Life in Israel is the embodiment of the duality and contradictions of the Jewish condition. Elu v’Elu (these and these). Sweet parsley dipped in salty water. Breaking a glass at a joyous wedding. Yom HaZikaron immediately followed by Yom Ha’atzmaut.
As American Jews, we don’t live the Elu v’Elu on a daily basis, but I recently experienced it as my family vacationed in Israel for two weeks in June. I can still feel it actually: Sitting on the white, sandy beaches of Tel Aviv watching our kids play in the warm Mediterranean while a military cargo plane thunders through the sky and lands at the nearby Sde Dov airport.
Enjoying a delicious dinner with the best Israeli wine in a hip, new restaurant while an Israeli friend talks about her six year old son’s newest neighborhood game — “Iron Dome” — a modern Israeli version of cops and robbers.
Hiking along a peaceful stream in the Golan, exploring the foliage and admiring the wildlife, we hear several massive booms — sonic booms from Israeli F-15s on their way to a bombing mission in Syria.
Watching a World Cup soccer match at one of the many outdoor beach cafes in Tel Aviv while at halftime we catch a quick news update on two katusha rockets that were launched from Gaza.
And of course, after celebrating a friend’s daughter’s Bat Mitzvah in Jerusalem and with the sounds of “Siman Tov and Mazel Tov” still ringing in our ears, we see an Eged bus drive by with a banner on its side: Bring Back our Boys. Eyal, Naftali and Gilad, the three teens who were kidnapped and killed by Hamas terrorists simply for the crime of being Jewish and living in Israel.
Israel is a country bursting with contradictions. Ancient synagogues share walls with modern Internet cafes in the Old City of Jerusalem. Orthodox women in long skirts wade in the water of Tel Dan alongside women soldiers wearing tank-tops while on their weekend break.
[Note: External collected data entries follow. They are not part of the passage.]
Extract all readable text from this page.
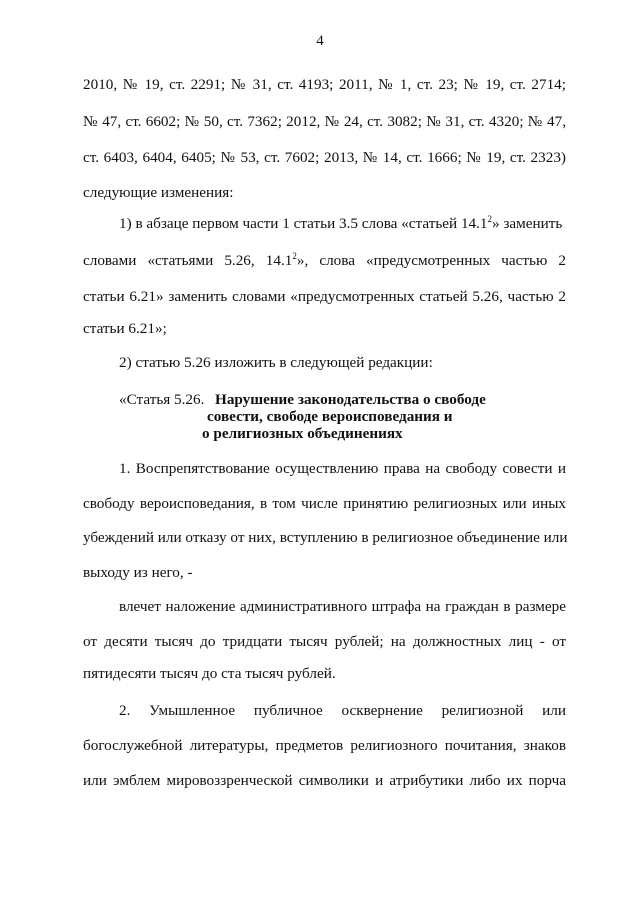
4
2010, № 19, ст. 2291; № 31, ст. 4193; 2011, № 1, ст. 23; № 19, ст. 2714;
№ 47, ст. 6602; № 50, ст. 7362; 2012, № 24, ст. 3082; № 31, ст. 4320; № 47,
ст. 6403, 6404, 6405; № 53, ст. 7602; 2013, № 14, ст. 1666; № 19, ст. 2323)
следующие изменения:
1) в абзаце первом части 1 статьи 3.5 слова «статьей 14.1$^2$» заменить
словами «статьями 5.26, 14.1$^2$», слова «предусмотренных частью 2
статьи 6.21» заменить словами «предусмотренных статьей 5.26, частью 2
статьи 6.21»;
2) статью 5.26 изложить в следующей редакции:
«Статья 5.26. Нарушение законодательства о свободе
совести, свободе вероисповедания и
о религиозных объединениях
1. Воспрепятствование осуществлению права на свободу совести и
свободу вероисповедания, в том числе принятию религиозных или иных
убеждений или отказу от них, вступлению в религиозное объединение или
выходу из него, -
влечет наложение административного штрафа на граждан в размере
от десяти тысяч до тридцати тысяч рублей; на должностных лиц - от
пятидесяти тысяч до ста тысяч рублей.
2. Умышленное публичное осквернение религиозной или
богослужебной литературы, предметов религиозного почитания, знаков
или эмблем мировоззренческой символики и атрибутики либо их порча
Gay men proudly walk hand-in-hand on Ben Yehuda Street while an effort expands to prohibit women from riding side-by-side with men on certain bus lines in Jerusalem. Elu v’Elu.
As American Jews, we need to do more to appreciate that sense of Elu v’Elu by intertwining our two cultures. That means first, we need to do more to bring Israel to the U.S. We must bring more Israeli art, literature and politics here. We need to import more Israeli music, movies, food and guest speakers. We should hold more festivals and bridging programs, and, of course, we need to learn more Hebrew.
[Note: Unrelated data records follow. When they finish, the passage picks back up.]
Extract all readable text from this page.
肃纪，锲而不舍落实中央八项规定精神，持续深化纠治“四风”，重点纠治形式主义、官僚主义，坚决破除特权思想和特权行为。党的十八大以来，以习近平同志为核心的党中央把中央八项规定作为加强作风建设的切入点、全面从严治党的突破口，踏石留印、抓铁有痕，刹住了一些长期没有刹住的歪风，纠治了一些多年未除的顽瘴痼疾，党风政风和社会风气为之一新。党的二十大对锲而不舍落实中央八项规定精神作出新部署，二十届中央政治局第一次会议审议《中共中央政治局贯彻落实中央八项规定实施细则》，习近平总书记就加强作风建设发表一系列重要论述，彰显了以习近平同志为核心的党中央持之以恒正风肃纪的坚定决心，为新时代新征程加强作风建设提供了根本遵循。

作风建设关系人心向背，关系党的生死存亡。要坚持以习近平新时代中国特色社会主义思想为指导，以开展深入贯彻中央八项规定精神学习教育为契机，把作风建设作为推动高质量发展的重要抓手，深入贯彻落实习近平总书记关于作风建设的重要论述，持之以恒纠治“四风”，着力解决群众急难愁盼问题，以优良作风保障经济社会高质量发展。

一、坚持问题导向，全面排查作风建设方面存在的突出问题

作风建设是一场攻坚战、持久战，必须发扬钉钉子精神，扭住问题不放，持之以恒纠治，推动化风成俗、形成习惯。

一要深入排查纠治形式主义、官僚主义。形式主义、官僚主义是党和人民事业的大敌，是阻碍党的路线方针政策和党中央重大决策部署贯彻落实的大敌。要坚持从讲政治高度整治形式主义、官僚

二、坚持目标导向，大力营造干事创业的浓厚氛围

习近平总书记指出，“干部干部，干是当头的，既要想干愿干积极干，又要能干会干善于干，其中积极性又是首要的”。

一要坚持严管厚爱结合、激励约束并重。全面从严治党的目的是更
Second, we need to bring ourselves to Israel more, too. We need to help our community see how magical and complicated Israel really is. That means sending more adult groups to Israel, supporting teen trips and promoting Birthright. Israel is a country of both great joy and great sadness, and by experiencing in person the duality of life, we will help build a more real and meaningful connection to Israel.
I deeply believe we are more likely to come away from our first-hand experiences with Israel loving the Jewish State even more because of her contradictions. And that’s the best way American Jews can embrace a little Elu v’Elu ourselves.